The main word that comes to mind is “ostentatious”. I mean, building a giant, spired, wood-paneled, fake-castle/palace as your summer home (or in this case, hunting lodge) is alway ostentatious, but this one really seemed to do it more.
Just look at it!
It was only used for seven weeks total by the builder (in the 16th Century), in part because it’s completely impractical. It’s too big and open to heat effectively and there was no nearby village to supply food so everything had to be carried in for the 2000 or so guests who would arrive all at once. But it has some really neat features. One of the most famous is the double helix staircase. Two staircases spiral around each other and you can stop at the internal windows and look at your friends going up the opposite stair.
And there are fire-salamanders everywhere, and who is not a fan of fire-salamanders?
And, as usual, the gardens were vast and impressive.
There was an equestrian show at an outdoor pavilion on the grounds that I missed, and I’m a bit sorry I did because it sounded amazing. Next time, I guess?
So you’ve got a vast network of damp, dark, underground, limestone tunnels. What do you do with them? Grow mushrooms of course. We visited a cave used to grow shiitake, champignon de Paris, oyster and ‘blue foot’/Pied bleu mushrooms. The blue foot were my favorites, but Sylvia, surprisingly, was a fan of the Parisian. We got to pull some directly out of the beds and eat them. Later, in the shop we purchased a half kilo and made risotto for dinner out of them. I brought back a jar of the blue foot and have yet to decide what to do with them.
The tour was officially in French but our guide spoke English so she took the time to either translate for us or to pantomime so effectively that we didn’t need to know exactly what she said.
Of interest: the shiitake mushrooms are grown in cubes resting on the floor and they said it was important to their growth to periodically whack the cubes. I’m wondering if ‘mushroom walloper’ is a good thing to put on your resume.
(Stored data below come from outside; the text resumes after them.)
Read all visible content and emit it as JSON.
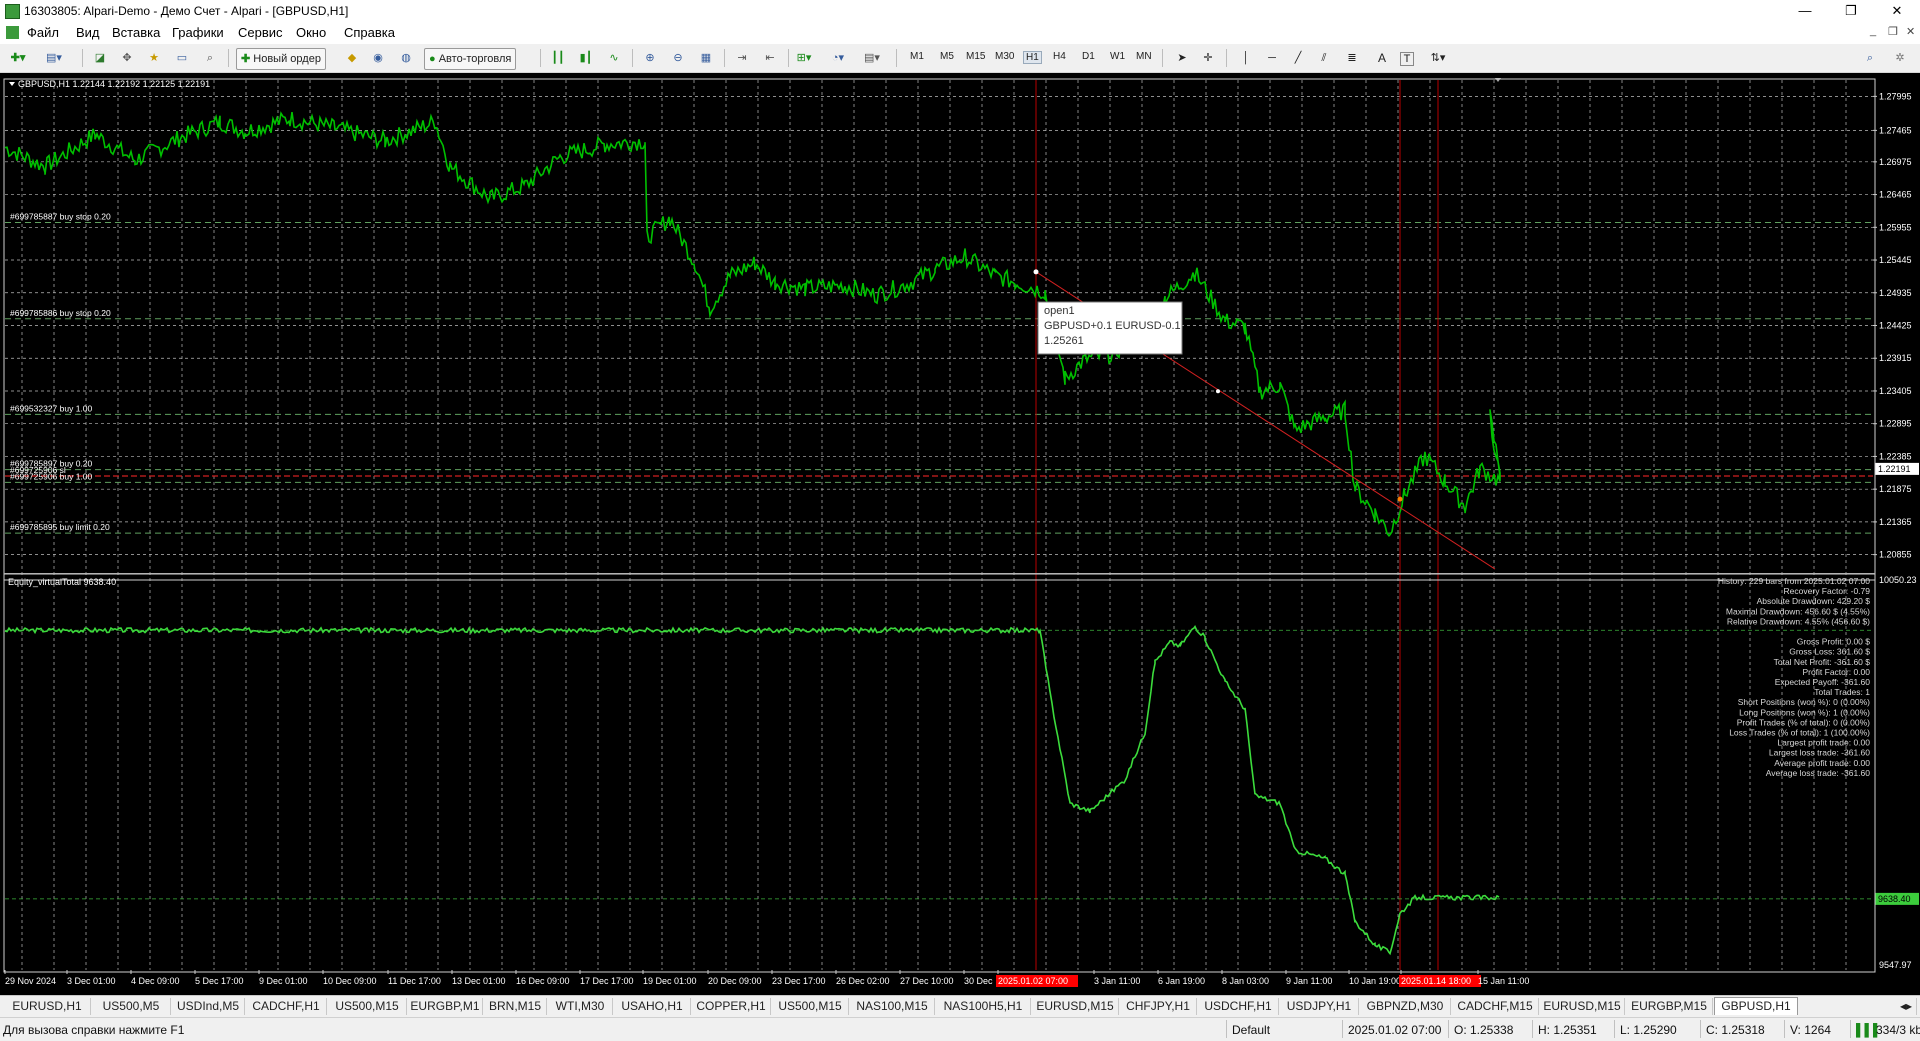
{
  "window": {
    "title": "16303805: Alpari-Demo - Демо Счет - Alpari - [GBPUSD,H1]",
    "minimize": "—",
    "restore": "❐",
    "close": "✕"
  },
  "menu": [
    "Файл",
    "Вид",
    "Вставка",
    "Графики",
    "Сервис",
    "Окно",
    "Справка"
  ],
  "mdi_controls": [
    "_",
    "❐",
    "✕"
  ],
  "toolbar": {
    "new_order_label": "Новый ордер",
    "autotrading_label": "Авто-торговля",
    "timeframes": [
      "M1",
      "M5",
      "M15",
      "M30",
      "H1",
      "H4",
      "D1",
      "W1",
      "MN"
    ],
    "active_timeframe": "H1",
    "text_tool": "A",
    "label_tool": "T"
  },
  "chart": {
    "header": "GBPUSD,H1  1.22144 1.22192 1.22125 1.22191",
    "y_ticks": [
      "1.27995",
      "1.27465",
      "1.26975",
      "1.26465",
      "1.25955",
      "1.25445",
      "1.24935",
      "1.24425",
      "1.23915",
      "1.23405",
      "1.22895",
      "1.22385",
      "1.21875",
      "1.21365",
      "1.20855"
    ],
    "current_price": "1.22191",
    "order_lines": [
      {
        "label": "#699785887 buy stop 0.20",
        "price": 1.2603
      },
      {
        "label": "#699785886 buy stop 0.20",
        "price": 1.2453
      },
      {
        "label": "#699532327 buy 1.00",
        "price": 1.2304
      },
      {
        "label": "#699785897 buy 0.20",
        "price": 1.2218
      },
      {
        "label": "#699725906 sl",
        "price": 1.2208
      },
      {
        "label": "#699725906 buy 1.00",
        "price": 1.2198
      },
      {
        "label": "#699785895 buy limit 0.20",
        "price": 1.2119
      }
    ],
    "tooltip": {
      "line1": "open1",
      "line2": "GBPUSD+0.1 EURUSD-0.1",
      "line3": "1.25261"
    }
  },
  "indicator": {
    "header": "Equity_virtualTotal 9638.40",
    "y_top": "10050.23",
    "y_bottom": "9547.97",
    "current_value": "9638.40",
    "stats": [
      "History: 229 bars from 2025.01.02 07:00",
      "Recovery Factor: -0.79",
      "Absolute Drawdown: 429.20 $",
      "Maximal Drawdown: 456.60 $ (4.55%)",
      "Relative Drawdown: 4.55% (456.60 $)",
      "",
      "Gross Profit: 0.00 $",
      "Gross Loss: 361.60 $",
      "Total Net Profit: -361.60 $",
      "Profit Factor: 0.00",
      "Expected Payoff: -361.60",
      "Total Trades: 1",
      "Short Positions (won %): 0 (0.00%)",
      "Long Positions (won %): 1 (0.00%)",
      "Profit Trades (% of total): 0 (0.00%)",
      "Loss Trades (% of total): 1 (100.00%)",
      "Largest profit trade: 0.00",
      "Largest loss trade: -361.60",
      "Average profit trade: 0.00",
      "Average loss trade: -361.60"
    ]
  },
  "x_axis": [
    "29 Nov 2024",
    "3 Dec 01:00",
    "4 Dec 09:00",
    "5 Dec 17:00",
    "9 Dec 01:00",
    "10 Dec 09:00",
    "11 Dec 17:00",
    "13 Dec 01:00",
    "16 Dec 09:00",
    "17 Dec 17:00",
    "19 Dec 01:00",
    "20 Dec 09:00",
    "23 Dec 17:00",
    "26 Dec 02:00",
    "27 Dec 10:00",
    "30 Dec",
    "2025.01.02 07:00",
    "3 Jan 11:00",
    "6 Jan 19:00",
    "8 Jan 03:00",
    "9 Jan 11:00",
    "10 Jan 19:00",
    "2025.01.14 18:00",
    "15 Jan 11:00"
  ],
  "tabs": [
    "EURUSD,H1",
    "US500,M5",
    "USDInd,M5",
    "CADCHF,H1",
    "US500,M15",
    "EURGBP,M1",
    "BRN,M15",
    "WTI,M30",
    "USAHO,H1",
    "COPPER,H1",
    "US500,M15",
    "NAS100,M15",
    "NAS100H5,H1",
    "EURUSD,M15",
    "CHFJPY,H1",
    "USDCHF,H1",
    "USDJPY,H1",
    "GBPNZD,M30",
    "CADCHF,M15",
    "EURUSD,M15",
    "EURGBP,M15",
    "GBPUSD,H1"
  ],
  "active_tab": "GBPUSD,H1",
  "status": {
    "help": "Для вызова справки нажмите F1",
    "profile": "Default",
    "datetime": "2025.01.02 07:00",
    "open": "O: 1.25338",
    "high": "H: 1.25351",
    "low": "L: 1.25290",
    "close": "C: 1.25318",
    "volume": "V: 1264",
    "traffic": "334/3 kb"
  },
  "colors": {
    "bars": "#00c000",
    "grid": "#c8c8c8",
    "order_line": "#5fa05f",
    "vline": "#b80000",
    "trend": "#d02020",
    "tag_red": "#ff0000"
  }
}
Of course there’s extra tunnel space. What to do with it? In this case a stonemason and and artist came down and carved an underground village there. Many of my photos didn’t turn out. There were shop doors, with a cat sneaking along, trees and balconies.
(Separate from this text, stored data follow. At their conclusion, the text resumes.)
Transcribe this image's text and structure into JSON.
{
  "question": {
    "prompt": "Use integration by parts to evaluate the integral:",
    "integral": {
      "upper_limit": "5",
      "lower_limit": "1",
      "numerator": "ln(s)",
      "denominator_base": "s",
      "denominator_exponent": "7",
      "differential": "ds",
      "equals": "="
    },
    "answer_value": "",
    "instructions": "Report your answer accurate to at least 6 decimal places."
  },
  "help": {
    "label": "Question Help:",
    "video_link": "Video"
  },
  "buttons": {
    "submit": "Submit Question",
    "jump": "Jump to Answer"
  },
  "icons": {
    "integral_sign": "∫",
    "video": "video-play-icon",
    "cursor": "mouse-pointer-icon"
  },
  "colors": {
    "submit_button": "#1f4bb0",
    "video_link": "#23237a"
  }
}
And just outside there was this pretty little cluster of flowers.
This château has everything: white stone towers, a river, grand rooms, complicated gardens, a tree-lined path and a hedge maze. We may be early in our journey, but I declared it “Peak Castle” all other castles are downhill from here. Technically I consider this a ‘palace’ – a non-defensive structure, leaving room for me to really enjoy some less elaborate and more defensive structures. While we were there we saw a few people paddling by in canoes which also seems a great way to view it.
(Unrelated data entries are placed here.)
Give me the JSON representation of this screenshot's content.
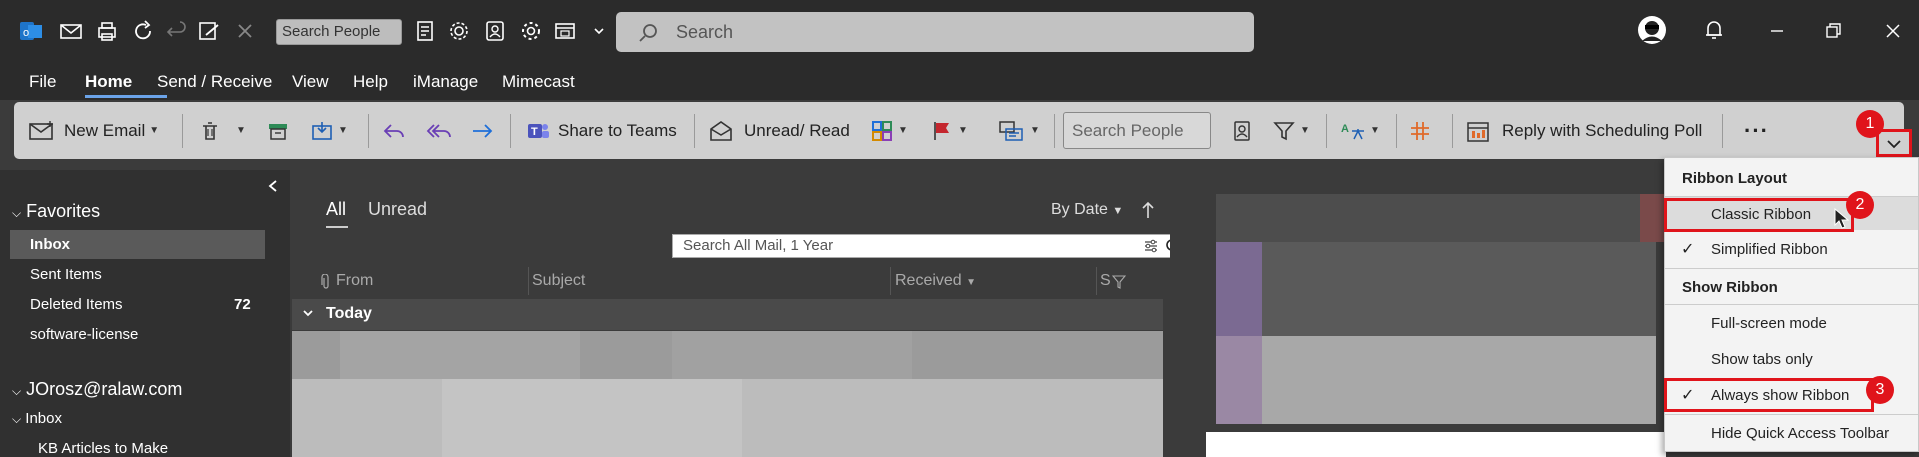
{
  "titlebar": {
    "search_people_placeholder": "Search People",
    "search_placeholder": "Search"
  },
  "menu_tabs": [
    "File",
    "Home",
    "Send / Receive",
    "View",
    "Help",
    "iManage",
    "Mimecast"
  ],
  "ribbon": {
    "new_email": "New Email",
    "share_to_teams": "Share to Teams",
    "unread_read": "Unread/ Read",
    "search_people": "Search People",
    "reply_scheduling_poll": "Reply with Scheduling Poll",
    "more": "···"
  },
  "nav": {
    "favorites": "Favorites",
    "inbox": "Inbox",
    "sent_items": "Sent Items",
    "deleted_items": "Deleted Items",
    "deleted_count": "72",
    "software_license": "software-license",
    "account": "JOrosz@ralaw.com",
    "inbox2": "Inbox",
    "kb_articles": "KB Articles to Make"
  },
  "message_list": {
    "tab_all": "All",
    "tab_unread": "Unread",
    "sort": "By Date",
    "search_all": "Search All Mail, 1 Year",
    "col_from": "From",
    "col_subject": "Subject",
    "col_received": "Received",
    "col_s": "S",
    "group_today": "Today"
  },
  "dropdown": {
    "ribbon_layout": "Ribbon Layout",
    "classic_ribbon": "Classic Ribbon",
    "simplified_ribbon": "Simplified Ribbon",
    "show_ribbon": "Show Ribbon",
    "full_screen": "Full-screen mode",
    "show_tabs_only": "Show tabs only",
    "always_show": "Always show Ribbon",
    "hide_qat": "Hide Quick Access Toolbar",
    "check_simplified": "✓",
    "check_always": "✓"
  },
  "badges": [
    "1",
    "2",
    "3"
  ],
  "colors": {
    "accent_blue": "#6ba3e8",
    "highlight_red": "#e0141b",
    "flag_red": "#c4262e"
  }
}
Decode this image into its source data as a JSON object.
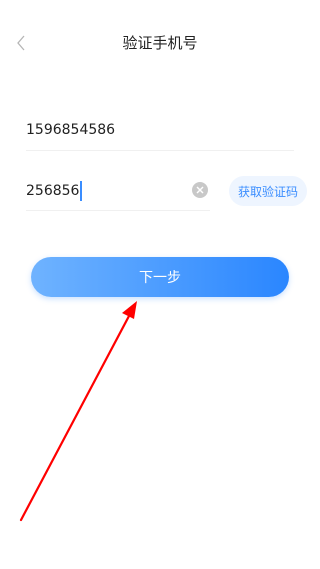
{
  "header": {
    "title": "验证手机号",
    "back_icon": "chevron-left-icon"
  },
  "form": {
    "phone": {
      "value": "1596854586"
    },
    "code": {
      "value": "256856",
      "clear_icon": "clear-circle-icon"
    },
    "get_code_label": "获取验证码",
    "next_label": "下一步"
  },
  "colors": {
    "accent": "#3a8dff",
    "button_gradient_start": "#6fb3ff",
    "button_gradient_end": "#2a86ff",
    "annotation": "#ff0000"
  }
}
I was impressed by the amount of copper-ware in the kitchens and the vast black-and-white checkerboard tiles in the long gallery that spans the river, but the best part was definitely the exterior of the castle and the grounds, which were stunning.
We’ve been away on a 3-week long trip to France and now that we are back it’s time to go through the photos. I always liked the idea of traveling with children, but it turns out that I find organizing for that many people stressful, so we kept putting it off. Finally, I noticed that my oldest was 18 and if we wanted to do a major, whole-family trip, I had better act now.
For our first three days we stayed in a ‘troglodyte house’, a home partially built into the limestone hillside behind it. I really love the idea that if you ever thought your house was too small you could just continue to dig into it and make it bigger.
This one has some remnants of an old wine press in it. The back rooms were wonderfully cool, which we enjoyed because temperatures in France were very hot for our entire stay. A house two down from this one was for sale, and while we loved staying there, the rooms are also perpetually damp and that might get old after a while.
This little canal and bridge was in town, near the patisserie. It did not take much time at all for us to get used to the ubiquitous presence of fresh daily baguettes and pastries within walking distance. The baguettes were inexpensive, generally .8 euros or less, which is FAR less than I would expect to pay for them in the US.
At night it was very quiet and dark, all the street lamp went out at midnight giving a good view of the sky. In the early morning we saw hot-air balloons in the distance. When we had free time at home, we listened to “Coffee Break French” podcast to try to prepare ourselves for actual conversations.